The project aims to improve facilities, guidance and support for family visits when a parent is receiving inpatient mental health treatment. By working directly with parents, children and healthcare professionals, the team will develop a 'family visit pack' — a set of practical, cost‑effective resources designed to ensure that when a parent is in hospital, they can see their child in a welcoming, supportive environment.
The POPI study was inspired by the experience of a team member whose children found visiting their mother in hospital deeply upsetting. Their experience reflects Dr Dunn’s previous research, which found that many visiting spaces are unwelcome and uncomfortable and can potentially lead to children not visiting their parents.
“When a parent is in hospital, it affects the whole family,” Dr Dunn said. “We want to understand what these visits are really like for children, parents, carers and staff, and how the environment can better support connection and comfort.”
Why this research matters
Around one quarter of the 16,500 adults who receive inpatient mental health treatment each year are parents. On average, they are separated from their children for seven weeks, often following a period in which the unwell parent may already have struggled to care for their child. This separation can be distressing for both parent and child, affecting their relationship, the child’s emotions and behaviour, and the parent’s recovery.

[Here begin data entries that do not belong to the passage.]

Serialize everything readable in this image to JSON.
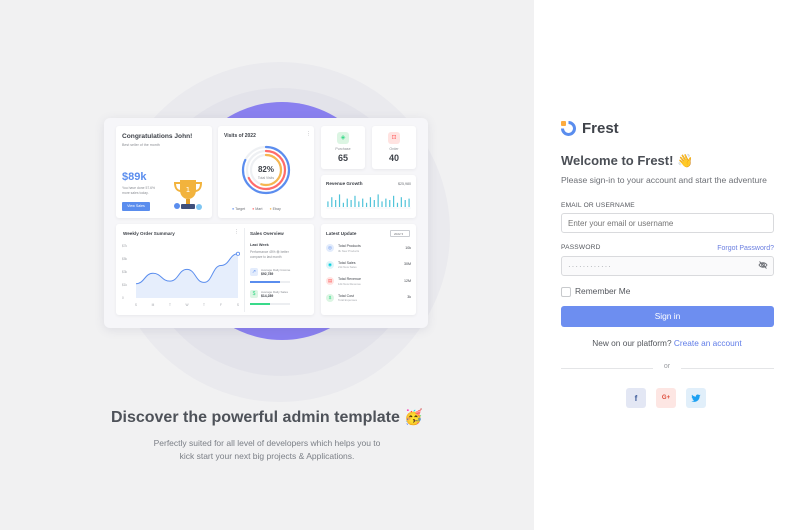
{
  "illustration": {
    "title": "Discover the powerful admin template",
    "title_emoji": "🥳",
    "subtitle_line1": "Perfectly suited for all level of developers which helps you to",
    "subtitle_line2": "kick start your next big projects & Applications.",
    "dashboard": {
      "congrats_title": "Congratulations John!",
      "congrats_sub": "Best seller of the month",
      "congrats_amount": "$89k",
      "congrats_note1": "You have done 57.6%",
      "congrats_note2": "more sales today.",
      "congrats_button": "View Sales",
      "visits_title": "Visits of 2022",
      "visits_percent": "82%",
      "visits_percent_label": "Total Visits",
      "visits_legend": [
        "Target",
        "Mart",
        "Ebay"
      ],
      "visits_rings": [
        {
          "name": "Target",
          "value": 0.82,
          "color": "#5b8def"
        },
        {
          "name": "Mart",
          "value": 0.68,
          "color": "#ff6b6b"
        },
        {
          "name": "Ebay",
          "value": 0.55,
          "color": "#f6b64f"
        }
      ],
      "purchase_label": "Purchase",
      "purchase_value": "65",
      "order_label": "Order",
      "order_value": "40",
      "revenue_title": "Revenue Growth",
      "revenue_value": "$25,980",
      "revenue_bars": [
        0.4,
        0.7,
        0.5,
        0.9,
        0.3,
        0.6,
        0.5,
        0.8,
        0.4,
        0.6,
        0.3,
        0.7,
        0.5,
        0.9,
        0.4,
        0.6,
        0.5,
        0.8,
        0.3,
        0.7,
        0.5,
        0.6
      ],
      "weekly_title": "Weekly Order Summary",
      "weekly_y": [
        "$7k",
        "$5k",
        "$3k",
        "$1k",
        "0"
      ],
      "weekly_x": [
        "S",
        "M",
        "T",
        "W",
        "T",
        "F",
        "S"
      ],
      "weekly_values": [
        2.2,
        3.8,
        2.6,
        4.4,
        2.4,
        5.0,
        6.8
      ],
      "sales_title": "Sales Overview",
      "sales_week": "Last Week",
      "sales_line1": "Performance 45% 😎 better",
      "sales_line2": "compare to last month",
      "sales_item1_label": "Average Daily Income",
      "sales_item1_value": "$92,789",
      "sales_item1_progress": 0.75,
      "sales_item2_label": "Average Daily Sales",
      "sales_item2_value": "$14,289",
      "sales_item2_progress": 0.5,
      "latest_title": "Latest Update",
      "latest_year": "2022",
      "latest_items": [
        {
          "title": "Total Products",
          "sub": "3k New Products",
          "value": "10k"
        },
        {
          "title": "Total Sales",
          "sub": "21k New Sales",
          "value": "30M"
        },
        {
          "title": "Total Revenue",
          "sub": "12k New Revenue",
          "value": "12M"
        },
        {
          "title": "Total Cost",
          "sub": "Total Expenses",
          "value": "3k"
        }
      ]
    }
  },
  "login": {
    "brand": "Frest",
    "welcome": "Welcome to Frest! 👋",
    "welcome_sub": "Please sign-in to your account and start the adventure",
    "email_label": "EMAIL OR USERNAME",
    "email_placeholder": "Enter your email or username",
    "password_label": "PASSWORD",
    "forgot": "Forgot Password?",
    "password_value": "············",
    "remember": "Remember Me",
    "signin": "Sign in",
    "new_text": "New on our platform?",
    "create_account": "Create an account",
    "or": "or",
    "social": [
      "f",
      "G+",
      "t"
    ]
  },
  "colors": {
    "primary": "#6d8ef0",
    "brand": "#5a8dee",
    "disc": "#7367f0"
  }
}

Families and healthcare professionals consistently report that poor visiting facilities make these challenges even harder. Many family rooms are unwelcoming, information for families is limited, and procedures for staff are unclear. Research shows that environments which give people a sense of control can reduce stress — something especially important when separation from family may intensify a parent’s mental health symptoms.

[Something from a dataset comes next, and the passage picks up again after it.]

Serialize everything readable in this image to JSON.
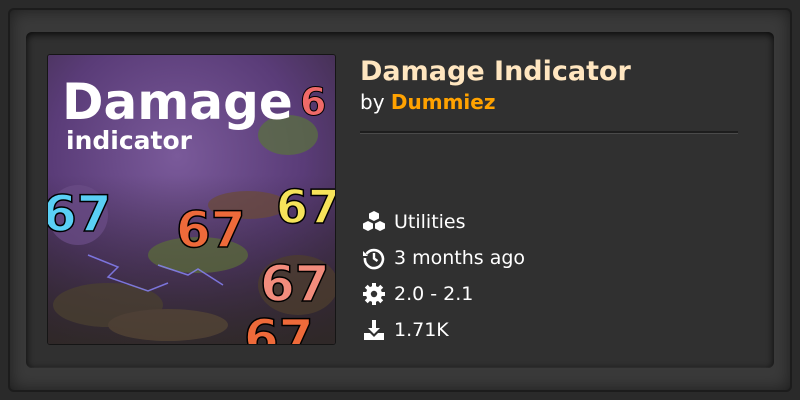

The study will recruit four groups to take part in online interviews:
- Children and young people who have visited a parent in a mental health hospital
- Parents who have had their child visit them during an inpatient stay
- Carers of children or young people who have visited a parent in hospital
- Healthcare professionals who have worked on adult inpatient units
The team is particularly keen to hear from children and young people to ensure that future visiting provision reflects their needs and experiences.
The project will be delivered in two parts:
1: Parents with experience of inpatient treatment, children, carers and healthcare professionals will take part in interviews (52 participants) and online questionnaires (100 participants). Their insights will shape the development of the family visit pack.

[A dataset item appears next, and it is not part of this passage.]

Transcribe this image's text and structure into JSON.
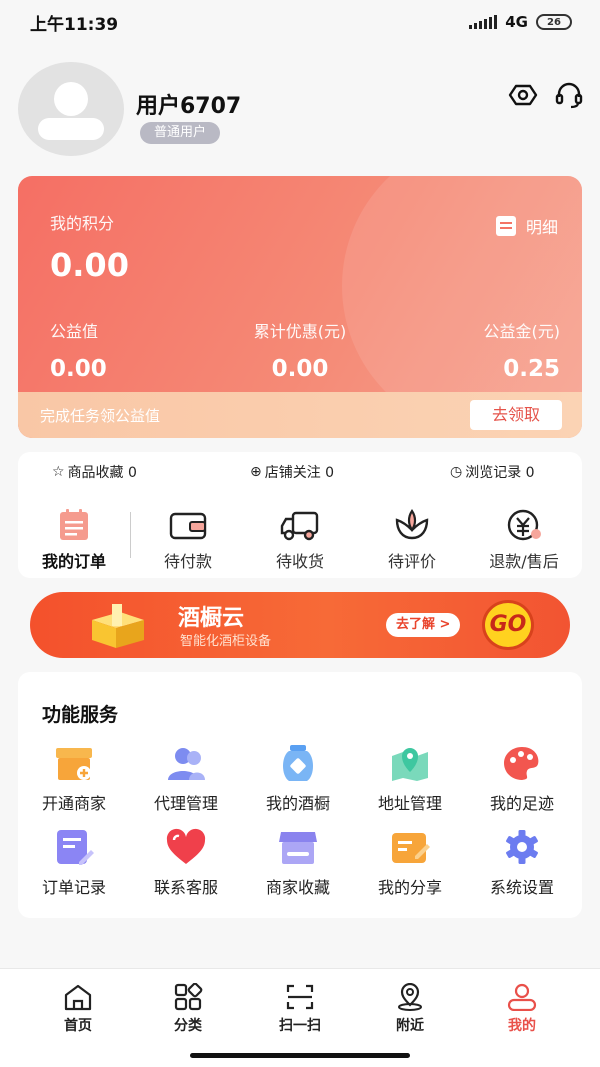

2: Using a co‑production approach, the team will work with parents, young people and healthcare professionals to create:
- a family visit ward checklist for staff
- improved family room designs and signage
- information materials for families
These materials will be tested on a ward for two months and refined based on feedback. The team will then seek funding for a larger NHS trial to evaluate the pack’s impact.
Patient and Public Involvement
A lived experience advisory panel will meet every three months to guide the study. Lived experience researchers will help collect and analyse data in part 1, and co‑production in part 2, ensures that the people most likely to benefit from the project are central to its design.